Government has repeatedly claimed that it is sensitive to these concerns, yet has done little to address them since 2013. Last October it published a White Paper that has so far remained just that: a piece of white paper.
While the solutions proposed do not necessarily address the issue of rent affordability, they provide incentives to landlords that would enable them to offer more stability for tenants. But government has to move to implementation stage on this reform. This has to be coupled with a greater emphasis to curb tax evasion.
In 2014, the government introduced an advantageous tax rate on rental income, but it failed to entice property owners to come forward and pay tax on this growing source of individual income.
At a time of plenty, curbing tax evasion may appear unpopular and draconian. But tax evasion undermines social justice and more has to be done to bring order to the property market.
Having said this, the government cannot ignore the flipside of any attempt to curb evasion. Landlords may be tempted to simply further increase rents, or pull out of the market altogether. This may harm tenants caught up in this tug of war.
Within this context government has to seriously consider revisiting past policies, that have since been ditched, to put on the market a stock of affordable property for rental purposes.

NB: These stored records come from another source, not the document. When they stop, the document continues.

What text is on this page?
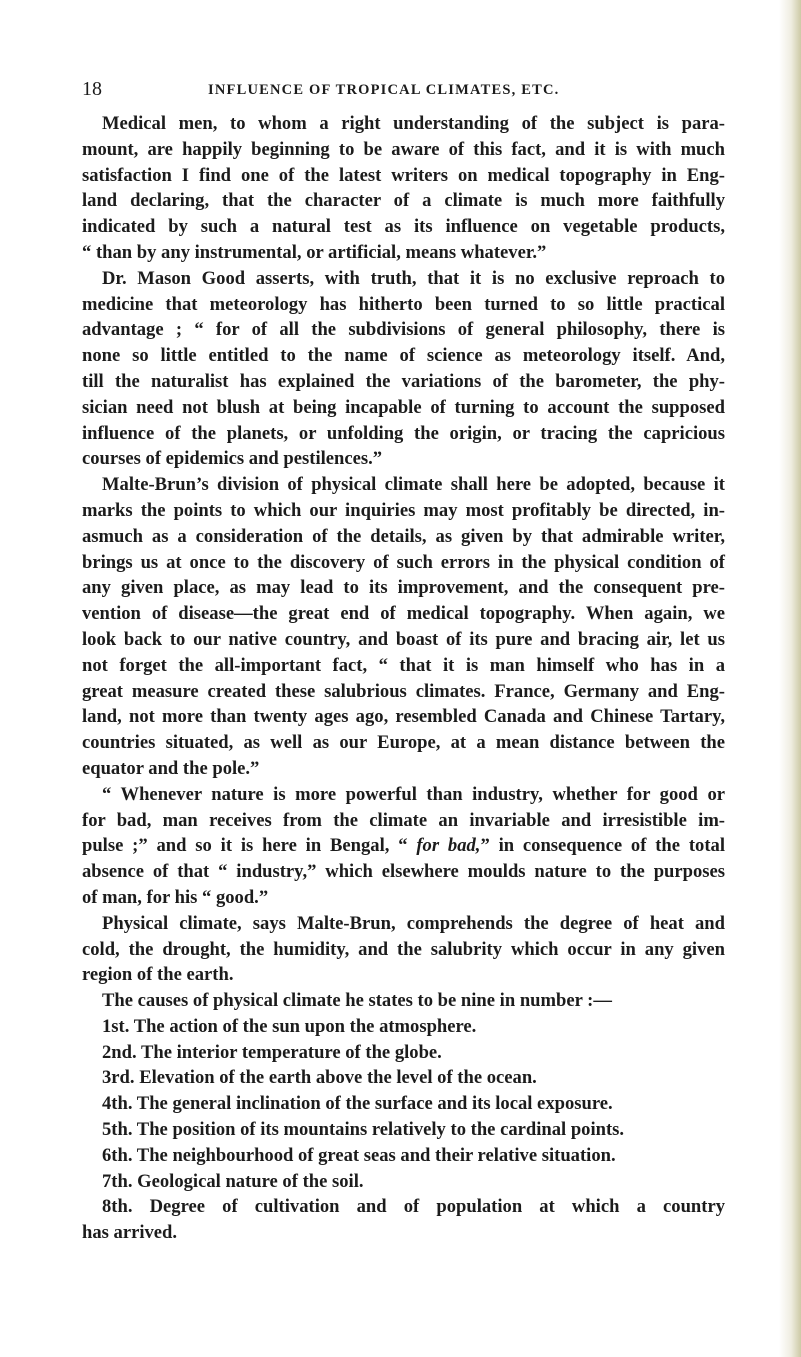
18	INFLUENCE OF TROPICAL CLIMATES, ETC.
Medical men, to whom a right understanding of the subject is para-
mount, are happily beginning to be aware of this fact, and it is with much
satisfaction I find one of the latest writers on medical topography in Eng-
land declaring, that the character of a climate is much more faithfully
indicated by such a natural test as its influence on vegetable products,
“ than by any instrumental, or artificial, means whatever.”
Dr. Mason Good asserts, with truth, that it is no exclusive reproach to
medicine that meteorology has hitherto been turned to so little practical
advantage ; “ for of all the subdivisions of general philosophy, there is
none so little entitled to the name of science as meteorology itself. And,
till the naturalist has explained the variations of the barometer, the phy-
sician need not blush at being incapable of turning to account the supposed
influence of the planets, or unfolding the origin, or tracing the capricious
courses of epidemics and pestilences.”
Malte-Brun’s division of physical climate shall here be adopted, because it
marks the points to which our inquiries may most profitably be directed, in-
asmuch as a consideration of the details, as given by that admirable writer,
brings us at once to the discovery of such errors in the physical condition of
any given place, as may lead to its improvement, and the consequent pre-
vention of disease—the great end of medical topography. When again, we
look back to our native country, and boast of its pure and bracing air, let us
not forget the all-important fact, “ that it is man himself who has in a
great measure created these salubrious climates. France, Germany and Eng-
land, not more than twenty ages ago, resembled Canada and Chinese Tartary,
countries situated, as well as our Europe, at a mean distance between the
equator and the pole.”
“ Whenever nature is more powerful than industry, whether for good or
for bad, man receives from the climate an invariable and irresistible im-
pulse ;” and so it is here in Bengal, “ for bad,” in consequence of the total
absence of that “ industry,” which elsewhere moulds nature to the purposes
of man, for his “ good.”
Physical climate, says Malte-Brun, comprehends the degree of heat and
cold, the drought, the humidity, and the salubrity which occur in any given
region of the earth.
The causes of physical climate he states to be nine in number :—
1st. The action of the sun upon the atmosphere.
2nd. The interior temperature of the globe.
3rd. Elevation of the earth above the level of the ocean.
4th. The general inclination of the surface and its local exposure.
5th. The position of its mountains relatively to the cardinal points.
6th. The neighbourhood of great seas and their relative situation.
7th. Geological nature of the soil.
8th. Degree of cultivation and of population at which a country
has arrived.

This has nothing to do with social housing, which is a different kettle of fish. There are people, who work, earn a wage and do not qualify for social benefits but who are unable to buy their own house or afford monthly rental payments that would gobble up their income.
These people need to have access to a stock of property that is affordable. Government must either provide this itself, or enter into some form of partnership with developers, who have been making hay while the sun shines, to put up a percentage of affordable buildings for every lucrative investment they make.
What is definitely not an option is complacency.